All but shut out of international markets and reliant on central government aid to meet debt payments, five regions were downgraded late on Monday by rating agency Moody's, including Andalusia and Extremadura, which were cut to junk grade.
The agency said the downgrade reflected a deterioration in liquidity positions, limited cash reserves and the regions' reliance on short-term credit lines to fund operating needs. It kept negative outlooks on the five regions' ratings, all of which are now below investment-grade.
While an 18-billion-euro credit line from the central government reduced the immediate risk of a regional default, Moody's said regions would struggle to find a long-term funding solution and to cut their deficits as the economy contracts.
The autonomous region of Madrid, which represents about a fifth of the country's economic output, postponed a planned bond issue on Tuesday, saying market conditions were not optimal.
The Bank of Spain said on Tuesday that Spain was at risk of missing its 2012 budget deficit target of 6.3 percent of GDP, including regions and social security, as a prolonged recession slashes revenues.
Treasury Minister Cristobal Montoro said the central government was close to meeting its own 4.5 percent deficit target, which excludes the regions and the social security system, with a 3.9 percent deficit at end-September.
But a document sent to the European statistics office showed the social security system was set to register a deficit of 10.5 billion euros in 2012 compared to an initial forecast of a balanced budget.
Separately, lobby group Farmaindustria said the regions, which control spending on healthcare and education, have run up 2.3 billion euros of debt to pharmaceutical companies since Jan. 1.
A few hundred people demonstrated around the parliament on Tuesday afternoon as next year's budget was being discussed but the movement did not manage to attract as many people as on Sept. 25, when thousands of people took the streets of the Spanish capital.
The downgrades for the regions pushed up Spanish yields on the secondary market, with that on the benchmark 10-year bond rising to 5.5 percent from a six-month low of 5.297 percent plumbed on Friday.
Subscriptions rose at Tuesday's bill auction, however, with three-month bills 4.3 times subscribed after being 3.3 times subscribed in September. The six-month bills had a bid-to-cover ratio of 2.0 after 1.8 last month.
Spain sold 3.53 billion euros ($4.6 billion) of debt, more than the 2.5 billion to 3.5 billion euros it had targeted.
The average yield on the 967 million euros of three-month paper was 1.415 percent, up from 1.203 percent last month, while that on the 2.6 billion euros of six-month T-bills was 2.023 percent, lower from 2.213 percent a month ago.

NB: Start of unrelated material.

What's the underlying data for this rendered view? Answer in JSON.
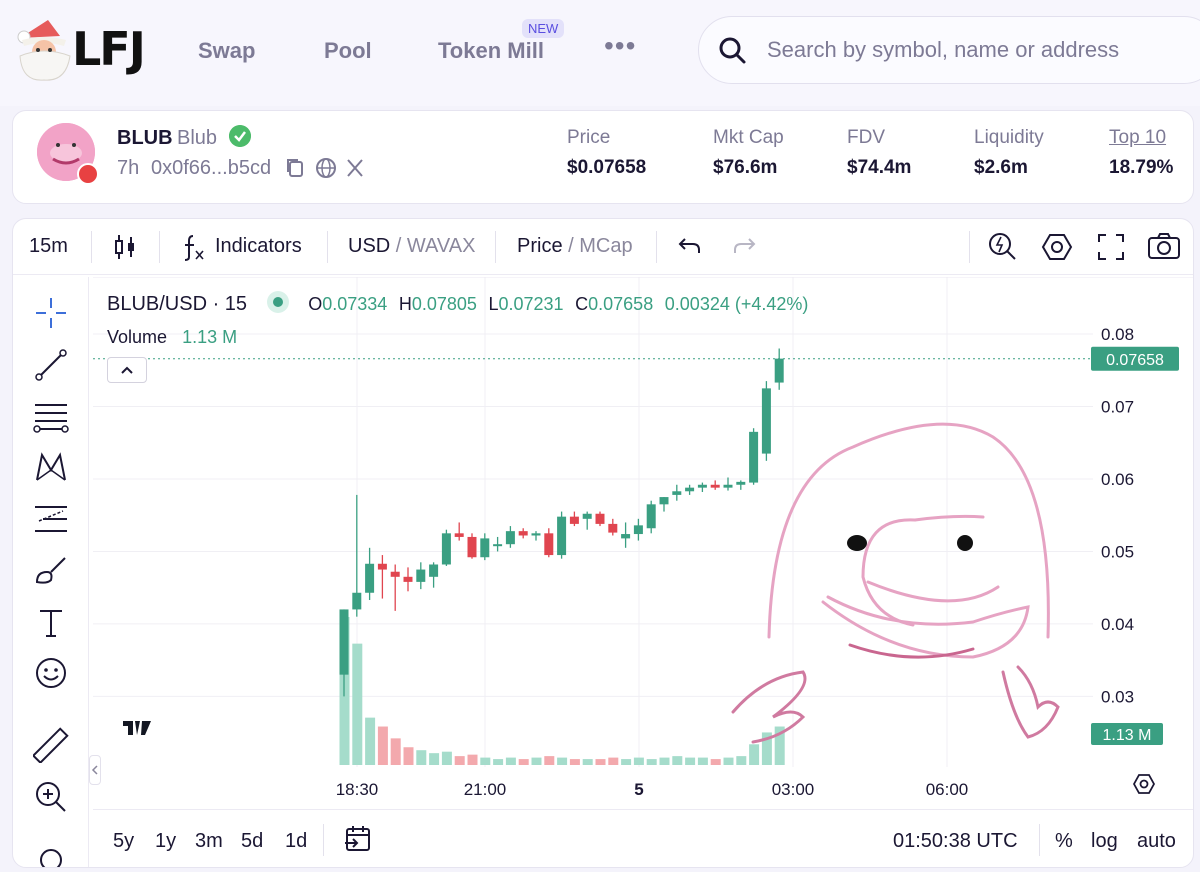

The Bank of Spain also said on Tuesday that economic output would shrink by 0.4 percent in the third quarter from a quarter earlier, the same as in April-to-June, partly reflecting a slowdown in the wider euro zone economy.

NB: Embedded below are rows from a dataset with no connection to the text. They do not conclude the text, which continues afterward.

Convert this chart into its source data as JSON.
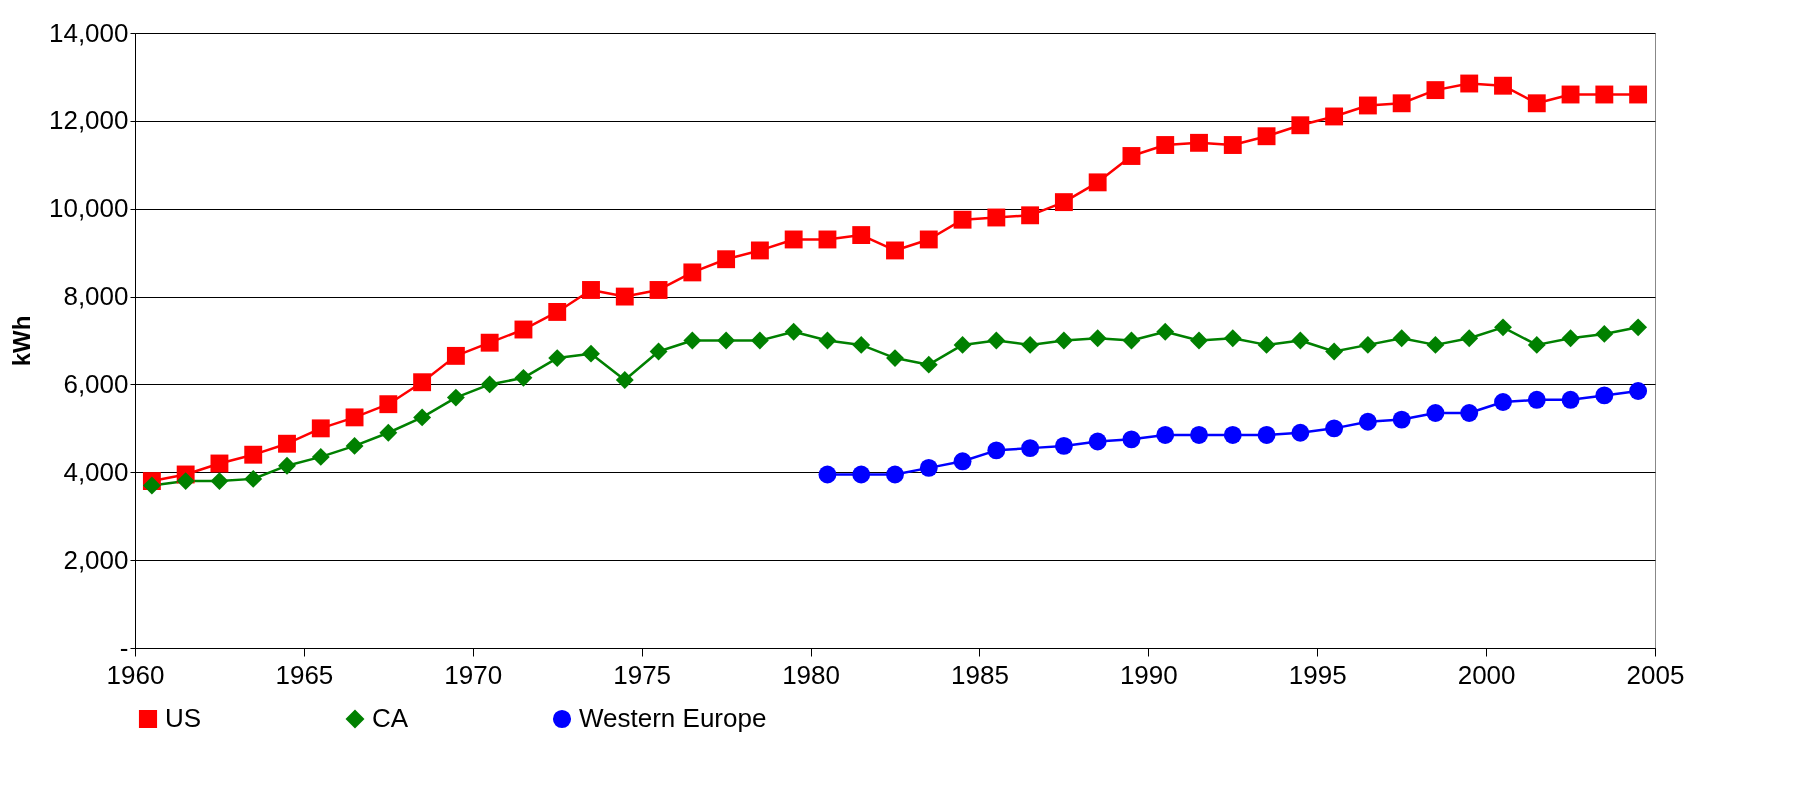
{
  "chart_data": {
    "type": "line",
    "ylabel": "kWh",
    "xlim": [
      1960,
      2005
    ],
    "xticks": [
      1960,
      1965,
      1970,
      1975,
      1980,
      1985,
      1990,
      1995,
      2000,
      2005
    ],
    "ylim": [
      0,
      14000
    ],
    "yticks": [
      {
        "value": 0,
        "label": "-"
      },
      {
        "value": 2000,
        "label": "2,000"
      },
      {
        "value": 4000,
        "label": "4,000"
      },
      {
        "value": 6000,
        "label": "6,000"
      },
      {
        "value": 8000,
        "label": "8,000"
      },
      {
        "value": 10000,
        "label": "10,000"
      },
      {
        "value": 12000,
        "label": "12,000"
      },
      {
        "value": 14000,
        "label": "14,000"
      }
    ],
    "grid": "y",
    "legend": "bottom",
    "x": [
      1960.5,
      1961.5,
      1962.5,
      1963.5,
      1964.5,
      1965.5,
      1966.5,
      1967.5,
      1968.5,
      1969.5,
      1970.5,
      1971.5,
      1972.5,
      1973.5,
      1974.5,
      1975.5,
      1976.5,
      1977.5,
      1978.5,
      1979.5,
      1980.5,
      1981.5,
      1982.5,
      1983.5,
      1984.5,
      1985.5,
      1986.5,
      1987.5,
      1988.5,
      1989.5,
      1990.5,
      1991.5,
      1992.5,
      1993.5,
      1994.5,
      1995.5,
      1996.5,
      1997.5,
      1998.5,
      1999.5,
      2000.5,
      2001.5,
      2002.5,
      2003.5,
      2004.5
    ],
    "series": [
      {
        "name": "US",
        "color": "#ff0000",
        "marker": "square",
        "values": [
          3800,
          3950,
          4200,
          4400,
          4650,
          5000,
          5250,
          5550,
          6050,
          6650,
          6950,
          7250,
          7650,
          8150,
          8000,
          8150,
          8550,
          8850,
          9050,
          9300,
          9300,
          9400,
          9050,
          9300,
          9750,
          9800,
          9850,
          10150,
          10600,
          11200,
          11450,
          11500,
          11450,
          11650,
          11900,
          12100,
          12350,
          12400,
          12700,
          12850,
          12800,
          12400,
          12600,
          12600,
          12600
        ]
      },
      {
        "name": "CA",
        "color": "#008000",
        "marker": "diamond",
        "values": [
          3700,
          3800,
          3800,
          3850,
          4150,
          4350,
          4600,
          4900,
          5250,
          5700,
          6000,
          6150,
          6600,
          6700,
          6100,
          6750,
          7000,
          7000,
          7000,
          7200,
          7000,
          6900,
          6600,
          6450,
          6900,
          7000,
          6900,
          7000,
          7050,
          7000,
          7200,
          7000,
          7050,
          6900,
          7000,
          6750,
          6900,
          7050,
          6900,
          7050,
          7300,
          6900,
          7050,
          7150,
          7300
        ]
      },
      {
        "name": "Western Europe",
        "color": "#0000ff",
        "marker": "circle",
        "x": [
          1980.5,
          1981.5,
          1982.5,
          1983.5,
          1984.5,
          1985.5,
          1986.5,
          1987.5,
          1988.5,
          1989.5,
          1990.5,
          1991.5,
          1992.5,
          1993.5,
          1994.5,
          1995.5,
          1996.5,
          1997.5,
          1998.5,
          1999.5,
          2000.5,
          2001.5,
          2002.5,
          2003.5,
          2004.5
        ],
        "values": [
          3950,
          3950,
          3950,
          4100,
          4250,
          4500,
          4550,
          4600,
          4700,
          4750,
          4850,
          4850,
          4850,
          4850,
          4900,
          5000,
          5150,
          5200,
          5350,
          5350,
          5600,
          5650,
          5650,
          5750,
          5850
        ]
      }
    ]
  }
}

"The third quarter has been characterised by a generalised weakening in exports ... the persistence of restrictive financing conditions, and high uncertainty linked among other factors to European and domestic reforms being carried out," the bank's monthly report said.
Austerity measures being carried out by the government were clearly contracting the economy further, the central bank said. Spain has announced austerity measures worth over 60 billion euros to be made until 2014.
A preliminary official reading of Spain's GDP, usually in line with the central bank's estimate, is due on Oct. 30.